Created by Fold7, the activation also marks the return of the brand’s iconic “If Carlsberg Did…” platform. This time, instead of imagining the perfect football ad, Carlsberg has created one people can actually play with.
When Outdoor Advertising Becomes a Playing Field
The idea is deliberately simple. Each poster features the outline of a white football goal against Carlsberg’s signature green background.
Placed directly onto a wall, the poster instantly transforms an otherwise unremarkable urban space into a place where people can kick a ball around. All that is needed is a football and a couple of friends.
Rather than using outdoor advertising as something people simply look at, Carlsberg turns the media placement itself into an invitation to participate. The poster does not just advertise football. It becomes part of the game.
People Are Watching Football, But Playing Less
The campaign is based on research commissioned by Carlsberg in the UK. According to the brand, 75% of adults plan to watch football this summer, yet one in three has not kicked a ball in six months or more.
The main barriers include a lack of time, cited by 44% of respondents, not having anyone to play with, cited by 39%, and a lack of available space, mentioned by 16%.
Goal Posters are designed to remove some of those obstacles with the smallest possible intervention. There is no need to book a pitch, organize a full team or bring specialist equipment. A wall, a poster and a ball are enough.

The Return of “If Carlsberg Did…”
The campaign also brings back one of the most recognizable lines in Carlsberg’s advertising history.
For years, “If Carlsberg Did…” imagined how the brand might create the best apartments, parties, holidays or everyday experiences.
With Goal Posters, the platform takes on a slightly different role. Under the line “If Carlsberg did football ads…”, the brand is no longer simply imagining a better piece of advertising. It is turning the ad itself into something useful.
The approach also cuts against the usual formula of high-budget football marketing built around famous players, cinematic films and major sponsorship moments.

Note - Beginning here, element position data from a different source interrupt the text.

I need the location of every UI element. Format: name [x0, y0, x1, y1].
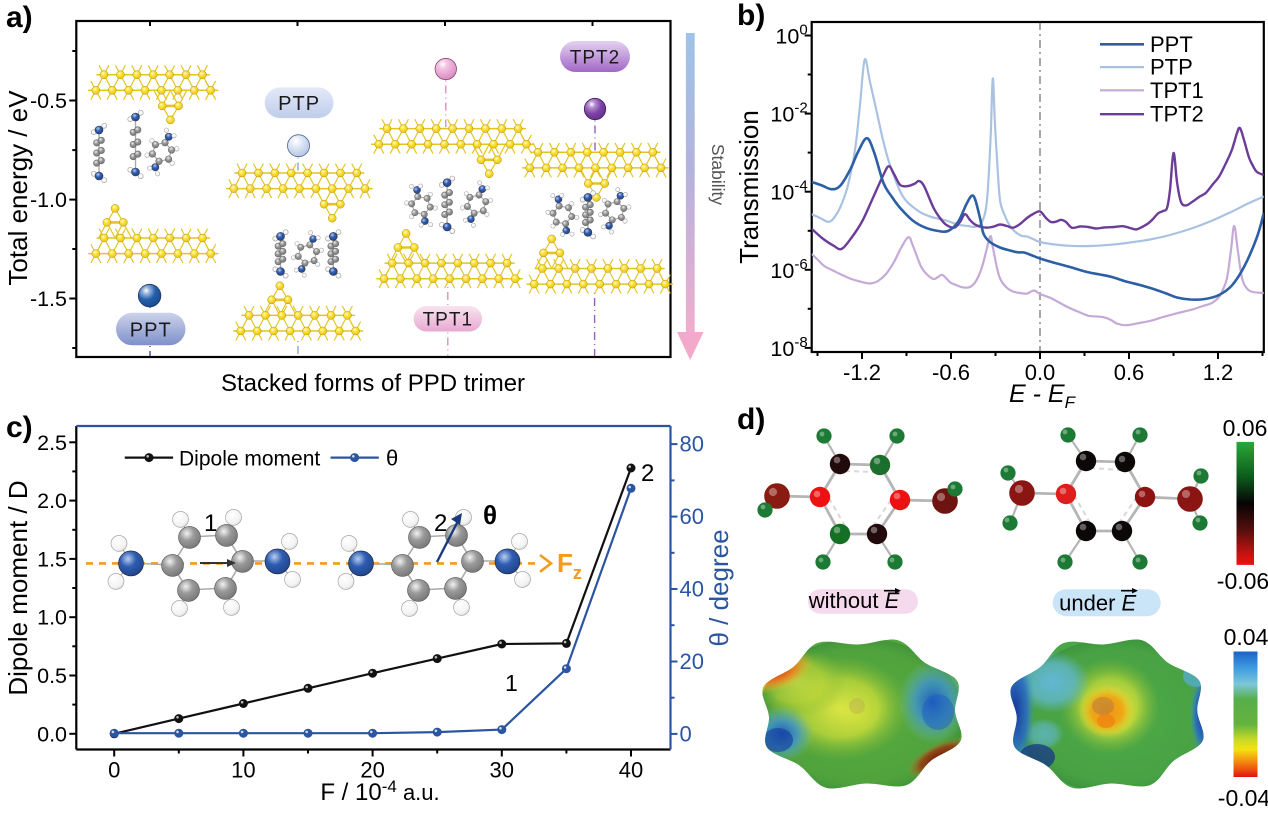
- svg-text:Stacked forms of PPD trimer: Stacked forms of PPD trimer: [221, 370, 525, 397]
- svg-text:θ: θ: [483, 500, 497, 530]
- svg-text:-0.6: -0.6: [932, 360, 970, 385]
- svg-text:PTP: PTP: [278, 93, 320, 115]
- svg-text:1: 1: [204, 510, 217, 537]
- svg-text:-0.5: -0.5: [30, 89, 67, 113]
- svg-text:20: 20: [360, 758, 384, 783]
- svg-text:0.0: 0.0: [1025, 360, 1056, 385]
- svg-text:10-8: 10-8: [770, 334, 807, 361]
- svg-text:1.0: 1.0: [37, 606, 67, 630]
- svg-text:TPT2: TPT2: [1150, 102, 1204, 127]
- svg-text:0: 0: [108, 758, 120, 783]
- svg-text:TPT1: TPT1: [423, 310, 473, 331]
- svg-text:Total energy / eV: Total energy / eV: [3, 90, 33, 286]
- svg-text:-0.06: -0.06: [1217, 568, 1268, 594]
- svg-text:Dipole moment / D: Dipole moment / D: [3, 480, 33, 695]
- svg-text:80: 80: [680, 432, 704, 457]
- svg-text:-1.5: -1.5: [30, 287, 67, 311]
- svg-text:2.0: 2.0: [37, 489, 67, 513]
- svg-text:θ / degree: θ / degree: [704, 529, 734, 646]
- svg-text:0.6: 0.6: [1114, 360, 1145, 385]
- svg-text:2: 2: [641, 460, 654, 487]
- svg-text:20: 20: [680, 649, 704, 674]
- svg-text:-0.04: -0.04: [1218, 785, 1268, 811]
- svg-text:under E: under E: [1059, 591, 1136, 616]
- svg-text:30: 30: [490, 758, 514, 783]
- svg-text:1.2: 1.2: [1203, 360, 1234, 385]
- svg-text:2.5: 2.5: [37, 431, 67, 455]
- svg-text:10: 10: [231, 758, 255, 783]
- svg-text:θ: θ: [386, 446, 398, 471]
- svg-text:1.5: 1.5: [37, 547, 67, 571]
- svg-text:-1.2: -1.2: [843, 360, 881, 385]
- svg-text:40: 40: [619, 758, 643, 783]
- svg-text:PPT: PPT: [1150, 32, 1193, 57]
- svg-text:without E: without E: [808, 588, 900, 613]
- svg-text:-1.0: -1.0: [30, 188, 67, 212]
- svg-text:Transmission: Transmission: [734, 110, 764, 264]
- svg-text:0.5: 0.5: [37, 664, 67, 688]
- svg-text:0: 0: [680, 721, 692, 746]
- svg-text:2: 2: [434, 510, 447, 537]
- svg-text:40: 40: [680, 577, 704, 602]
- svg-text:1: 1: [505, 670, 518, 696]
- svg-text:c): c): [6, 411, 33, 444]
- svg-text:b): b): [737, 0, 765, 32]
- svg-text:PTP: PTP: [1150, 55, 1193, 80]
- svg-text:F / 10-4 a.u.: F / 10-4 a.u.: [320, 777, 439, 806]
- svg-text:0.04: 0.04: [1224, 624, 1268, 650]
- svg-text:PPT: PPT: [130, 319, 172, 341]
- svg-text:Stability: Stability: [708, 144, 728, 206]
- svg-text:0.0: 0.0: [37, 722, 67, 746]
- svg-text:Dipole moment: Dipole moment: [179, 447, 320, 470]
- svg-text:TPT1: TPT1: [1150, 78, 1204, 103]
- svg-text:60: 60: [680, 504, 704, 529]
- svg-text:TPT2: TPT2: [570, 47, 620, 68]
- svg-text:10-4: 10-4: [770, 178, 807, 205]
- svg-text:a): a): [6, 1, 33, 34]
- svg-text:d): d): [737, 403, 765, 436]
- svg-text:0.06: 0.06: [1223, 415, 1268, 441]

There are no stars here, no elaborate production and no oversized spectacle. The entertainment is created by the people who stop and play.
From Brand Promise To Brand Utility
Behind the joke sits a broader strategic shift. Carlsberg is a five-year partner of UEFA men’s and women’s national team football, including UEFA Euro 2028, and is repositioning its historic platform around a more functional idea of brand utility.

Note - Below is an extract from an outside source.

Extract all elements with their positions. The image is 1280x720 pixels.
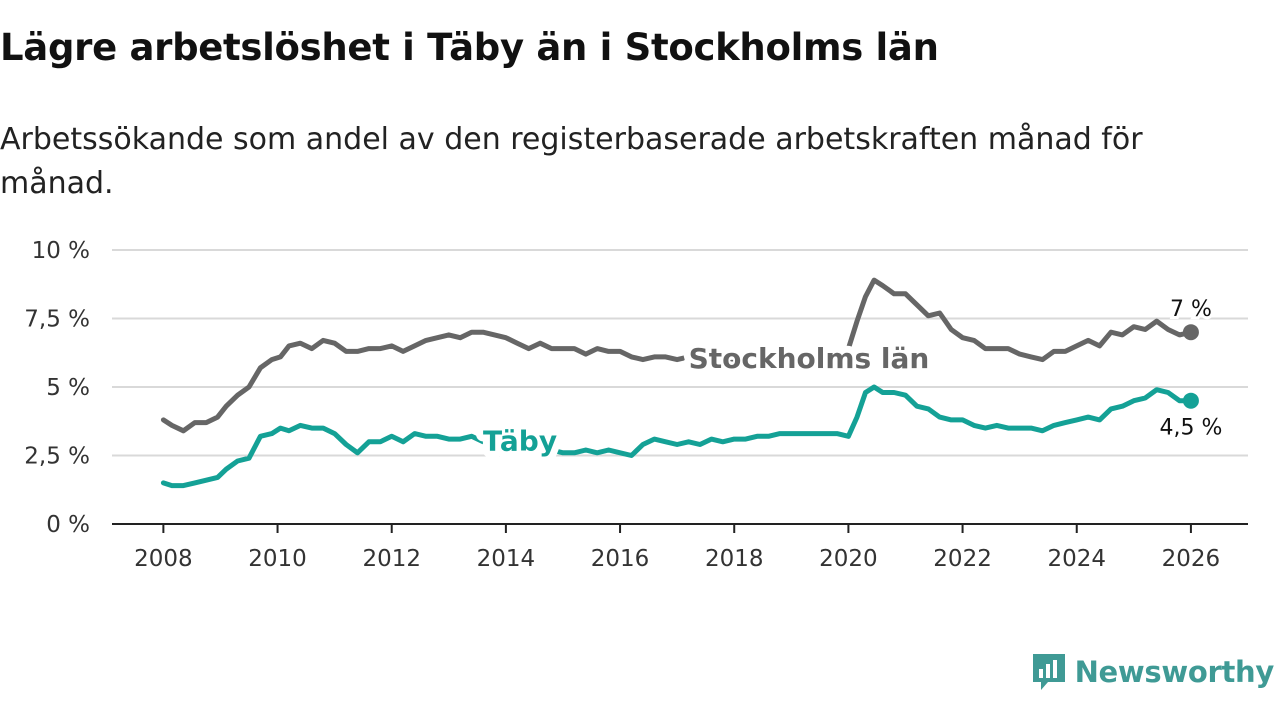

Instead of using “If Carlsberg Did…” only as shorthand for “the best,” the brand is increasingly using it to identify barriers between people and football, then finding simple ways to remove them.
The Goal Posters effectively become temporary pieces of public sports infrastructure, placed directly in the spaces where people live, move and socialize.
The campaign extends beyond the posters themselves. Content creators and members of the public have taken part in informal kickabouts in front of the installations, while a social and VOD film contrasts city spaces that feel hostile to football with the simple joy of playing again.
The first Goal Posters appeared at Sutton Walk and Shoreditch Tunnels in London, as well as Bridge Street in Manchester. Two further UK activations are also planned for later this summer.
It is a small idea, but that is exactly what makes it work. At a time when football advertising is often defined by scale, Carlsberg has created something far more direct: an ad that gives people a reason to stop watching and start playing.